The national average rent rose to $1,405 in June, up 2.9% year-over-year and 0.9% month-over-month. The increase translates to about $40 per month and is a record high in Rentcafe's monthly analysis of national rent data.

As housing inventory remains tight, demand continues outpacing supply and putting upward pressure on prices; leaving many who would like to buy homes opting to rent instead.

Rising rental costs

But with rents also growing, there may be an opportunity for mortgage lenders to help more renters enter the market. If housing costs are high for both renting and buying a home, the investment aspect of owning a home may be more appealing to consumers — so long as people who want to own homes can find properties to buy.

Rental rates on two- and three-bedroom units drove much of the June increases, Rentcafe said.
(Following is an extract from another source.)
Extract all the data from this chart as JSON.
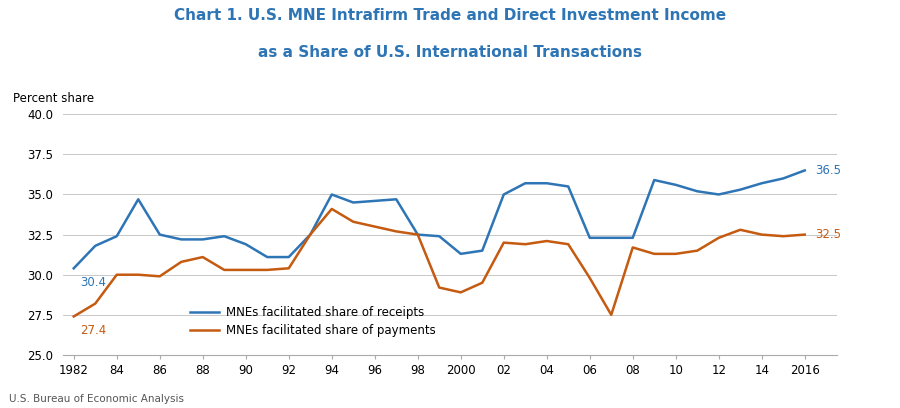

While this could mean consumers are choosing to divide housing costs among roommates, it could also signal that families, who are prospective homebuyer targets, are unwilling or unable to become homeowners.

Manhattan, N.Y., beat cities with the highest average rent, with the cost rising to $4,116 in June. San Francisco and Boston were also among cities with the highest average rent, with prices hitting an average of $3,561 and $3,374, respectively.

At just $639, Wichita, Kan., had the cheapest average rent, with Brownsville, Texas, and Tulsa, Okla., following close behind, with an average of $675 and $676, respectively.

The Rentcafe report is based on data provided by Yardi Matrix, an apartment information service and sister division of RentCafe.